Hypertension occurs less among college graduates than among those without a college education, according to a recent study published in the American Journal of Epidemiology.
The nation-wide research group was originally investigating a higher prevalence of hypertension in blacks than in whites, and found that hypertension was 40 per cent less prevalent in college graduates than in those with less than ten years of schooling.
Race and Education
Researchers in the Hypertension Detection and Follow-up Program Cooperative Guild screened 158,000 people in 14 communities across the United States in 1973 and 1974 and reported these findings in a study entitled, "Race, Education and the Prevalence of Hypertension."
Although they have found a link between education and hypertension, scientists are still unclear as to why the link exists, Dr. Frank Polk, a member of the research group, said yesterday. He added that a "more sophisticated analysis is in order."
No further studies have so far been planned, Polk said.

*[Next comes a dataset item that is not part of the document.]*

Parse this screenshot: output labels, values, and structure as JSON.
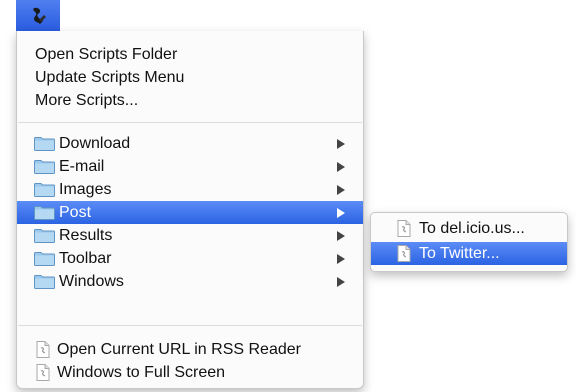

Rejecting conjecture that the better educated are more knowledgable about preventing hypertension, Dr. Harold S. Solomon, assistant professor of Medicine at the Medical School, said yesterday there is "not even any good hypothesis as to why it exists."
"I'm the director of the Hypertension Clinic at the Peter Bent Brigham Hospital, and I don't know how to prevent hypertension," he added.
Needs Follow Up
Although unfamiliar with the study, Dr. Sholem Postel, acting head of University Health Services (UHS), said yesterday "if the data holds, it would be interesting to follow up."